Henel was also trying hard, but I am not sure that Rob is a character who can be played convincingly by a human. Perhaps casting Robbie the Robot would work better than asking a flesh-and-blood actor to portray such an impossibly bloodless role. Again, this is where I see Tolins’ youth showing through in the writing. I have known men with no paternal feelings, and while they are more common than women utterly lacking in maternal instinct, they are still few and far between. Men at least usually feel a sense of territory and ownership over their pregnant wives and unborn children, if not genuine affection. Rob is the creation of a young man who has never even imagined impending fatherhood, and the creation of a man who believes and feels angry that his sexual preference will prevent him from ever experiencing it.

McCarthy’s performance as David was flat and unaffected for the most part, until he suddenly erupted in anger a couple of times.
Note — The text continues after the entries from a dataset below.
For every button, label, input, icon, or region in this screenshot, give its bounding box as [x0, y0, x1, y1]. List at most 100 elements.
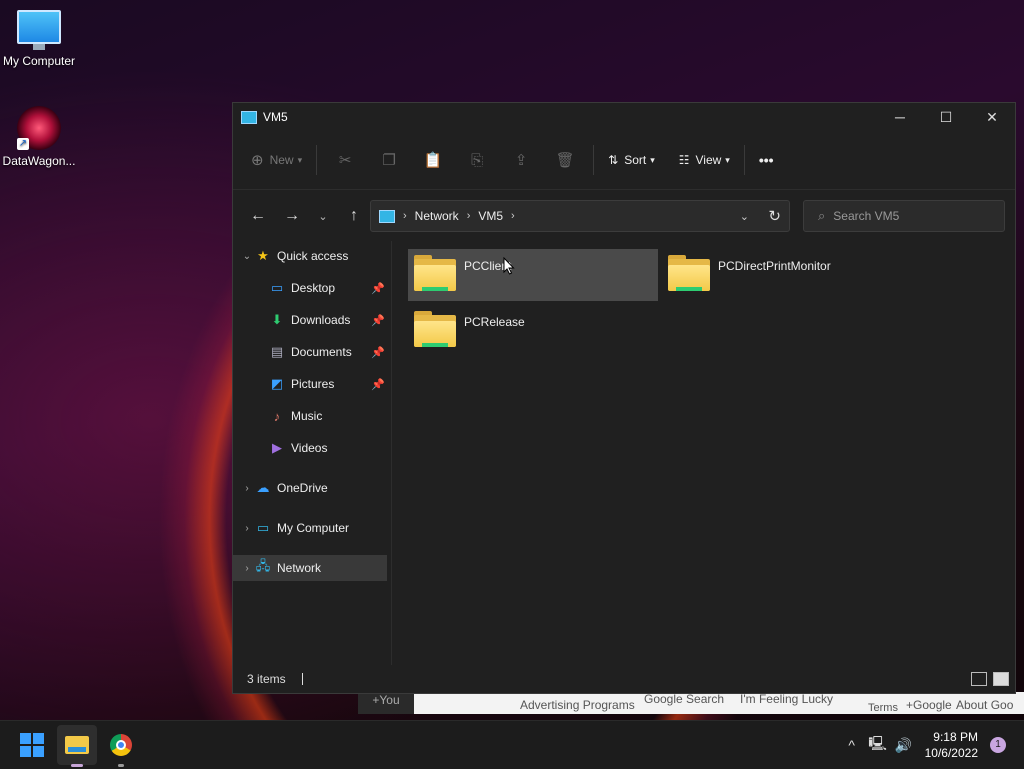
- nav-network[interactable]: › 🖧 Network: [233, 555, 387, 581]
- folder-item-pcdirectprintmonitor[interactable]: PCDirectPrintMonitor: [662, 249, 912, 301]
- chevron-right-icon[interactable]: ›: [239, 483, 255, 494]
- share-icon[interactable]: ⇪: [511, 150, 531, 170]
- sort-icon: ⇅: [608, 153, 619, 167]
- file-explorer-window: VM5 ─ ☐ ✕ ⊕ New ▾ ✂ ❐ 📋 ⎘ ⇪ 🗑 ⇅ Sort ▾ ☷…: [232, 102, 1016, 694]
- chevron-right-icon: ›: [511, 210, 515, 222]
- nav-my-computer[interactable]: › ▭ My Computer: [233, 515, 387, 541]
- paste-icon[interactable]: 📋: [423, 150, 443, 170]
- rename-icon[interactable]: ⎘: [467, 150, 487, 170]
- explorer-body: ⌄ ★ Quick access ▭ Desktop 📌 ⬇ Downloads…: [233, 241, 1015, 665]
- chevron-right-icon[interactable]: ›: [239, 523, 255, 534]
- network-status-icon[interactable]: 🖳: [865, 733, 891, 757]
- command-bar: ⊕ New ▾ ✂ ❐ 📋 ⎘ ⇪ 🗑 ⇅ Sort ▾ ☷ View ▾ ••…: [233, 131, 1015, 190]
- pin-icon[interactable]: 📌: [371, 282, 385, 295]
- notification-badge[interactable]: 1: [990, 737, 1006, 753]
- toolbar-divider: [593, 145, 595, 175]
- active-indicator: [71, 764, 83, 767]
- chevron-right-icon: ›: [403, 210, 407, 222]
- chevron-up-icon[interactable]: ^: [839, 737, 865, 753]
- chevron-right-icon: ›: [466, 210, 471, 222]
- chevron-down-icon: ▾: [650, 154, 655, 165]
- pin-icon[interactable]: 📌: [371, 378, 385, 391]
- close-button[interactable]: ✕: [969, 103, 1015, 131]
- forward-button[interactable]: →: [275, 201, 309, 231]
- new-label: New: [269, 153, 294, 167]
- network-icon: 🖧: [255, 558, 271, 573]
- clock-time: 9:18 PM: [933, 730, 978, 744]
- maximize-button[interactable]: ☐: [923, 103, 969, 131]
- google-you-link[interactable]: +You: [358, 692, 414, 714]
- clock[interactable]: 9:18 PM 10/6/2022: [925, 729, 978, 761]
- plus-circle-icon: ⊕: [251, 152, 264, 169]
- details-view-icon[interactable]: [971, 672, 987, 686]
- google-search-button[interactable]: Google Search: [644, 692, 724, 706]
- nav-documents[interactable]: ▤ Documents 📌: [233, 339, 387, 365]
- up-button[interactable]: ↑: [337, 201, 371, 231]
- folder-item-pcrelease[interactable]: PCRelease: [408, 305, 658, 357]
- sort-button[interactable]: ⇅ Sort ▾: [600, 144, 663, 176]
- search-input[interactable]: ⌕ Search VM5: [803, 200, 1005, 232]
- view-button[interactable]: ☷ View ▾: [671, 144, 738, 176]
- nav-quick-access[interactable]: ⌄ ★ Quick access: [233, 243, 387, 269]
- more-options-button[interactable]: •••: [751, 144, 782, 176]
- volume-icon[interactable]: 🔊: [891, 737, 917, 754]
- desktop-icon-my-computer[interactable]: My Computer: [0, 10, 78, 68]
- pin-icon[interactable]: 📌: [371, 346, 385, 359]
- breadcrumb-network[interactable]: Network: [415, 209, 459, 223]
- title-bar[interactable]: VM5 ─ ☐ ✕: [233, 103, 1015, 131]
- nav-videos[interactable]: ▶ Videos: [233, 435, 387, 461]
- nav-onedrive[interactable]: › ☁ OneDrive: [233, 475, 387, 501]
- nav-label: Downloads: [291, 313, 351, 327]
- nav-music[interactable]: ♪ Music: [233, 403, 387, 429]
- recent-locations-button[interactable]: ⌄: [309, 201, 337, 231]
- pin-icon[interactable]: 📌: [371, 314, 385, 327]
- breadcrumb-vm5[interactable]: VM5: [478, 209, 503, 223]
- large-icons-view-icon[interactable]: [993, 672, 1009, 686]
- chevron-down-icon: ▾: [725, 154, 730, 165]
- nav-label: Quick access: [277, 249, 349, 263]
- chevron-down-icon[interactable]: ⌄: [239, 251, 255, 262]
- toolbar-divider: [743, 145, 745, 175]
- taskbar-chrome[interactable]: [101, 725, 141, 767]
- feeling-lucky-button[interactable]: I'm Feeling Lucky: [740, 692, 833, 706]
- google-terms-link[interactable]: Terms: [868, 702, 898, 714]
- taskbar-file-explorer[interactable]: [57, 725, 97, 767]
- music-icon: ♪: [273, 408, 281, 424]
- new-button[interactable]: ⊕ New ▾: [243, 144, 310, 176]
- pictures-icon: ◩: [270, 376, 284, 391]
- network-folder-icon: [414, 255, 456, 293]
- status-bar: 3 items: [233, 665, 1015, 693]
- file-list: PCClient PCDirectPrintMonitor PCRelease: [392, 241, 1015, 665]
- copy-icon[interactable]: ❐: [379, 150, 399, 170]
- address-bar[interactable]: › Network › VM5 › ⌄ ↻: [370, 200, 790, 232]
- google-plus-link[interactable]: +Google: [906, 698, 952, 712]
- running-indicator: [118, 764, 124, 767]
- folder-name: PCDirectPrintMonitor: [718, 259, 831, 273]
- taskbar: ^ 🖳 🔊 9:18 PM 10/6/2022 1: [0, 720, 1024, 769]
- chevron-right-icon[interactable]: ›: [239, 563, 255, 574]
- nav-label: Network: [277, 561, 322, 575]
- nav-label: Music: [291, 409, 323, 423]
- monitor-icon: [17, 10, 61, 50]
- view-label: View: [695, 153, 722, 167]
- google-advertising-link[interactable]: Advertising Programs: [520, 698, 635, 712]
- start-button[interactable]: [12, 725, 52, 765]
- desktop-icon-datawagon[interactable]: ↗ DataWagon...: [0, 106, 78, 168]
- folder-item-pcclient[interactable]: PCClient: [408, 249, 658, 301]
- network-folder-icon: [414, 311, 456, 349]
- refresh-icon[interactable]: ↻: [768, 207, 781, 225]
- delete-icon[interactable]: 🗑: [555, 150, 575, 170]
- nav-downloads[interactable]: ⬇ Downloads 📌: [233, 307, 387, 333]
- chevron-down-icon: ▾: [297, 154, 303, 165]
- back-button[interactable]: ←: [241, 201, 275, 231]
- nav-label: Documents: [291, 345, 352, 359]
- google-about-link[interactable]: About Goo: [956, 698, 1013, 712]
- minimize-button[interactable]: ─: [877, 103, 923, 131]
- datawagon-icon: ↗: [17, 106, 61, 150]
- cut-icon[interactable]: ✂: [335, 150, 355, 170]
- navigation-pane: ⌄ ★ Quick access ▭ Desktop 📌 ⬇ Downloads…: [233, 241, 392, 665]
- clock-date: 10/6/2022: [924, 746, 978, 760]
- nav-desktop[interactable]: ▭ Desktop 📌: [233, 275, 387, 301]
- nav-pictures[interactable]: ◩ Pictures 📌: [233, 371, 387, 397]
- address-dropdown-icon[interactable]: ⌄: [740, 210, 749, 223]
He is not helped by Jones’ direction which has him sitting still most of the time. And Fennell, a theatrical neophyte, is completely at sea in what is actually a fairly straight forward role – that of the typical 1950’s stereotype father who lives in a world utterly disconnected from that of his wife and children, although he loves them very much.

The bits of the set, designed by Rohit Kapoor, that I did see in action were very attractive, my first instinct was that I liked them very much. The playwright describes them as pages 33-35 of the Ikea catalog, and this was a reasonable approximation. The look is sterile in that up-scale nobody-really-lives-here way that suits Suzanne and Rob’s lifestyle. While they have fleeting moments of romance and passion, and obviously maintain a sex life capable of producing off-spring, they are at heart very clinical and scientific people, the type whose incredibly orderly existence would be thrown into turmoil by the arrival of a child of any type.

The Confetti Stage, Inc. production of The Twilight of the Golds runs June 14-16 & 21-23 at 8 p.m. and June 17 & 24 at 2 p.m., at the Arts Center of the Capital Region, 265 River Street in Troy, NY. The show is advertised as running two hours and fifteen minutes with one intermission. This is a controversial play which deals with issues of parental love very frightening to young children. I would recommend this one for ages 16 and up. Details and on-line ticket purchases are available at www.confettistage.com. Reservations are highly recommended.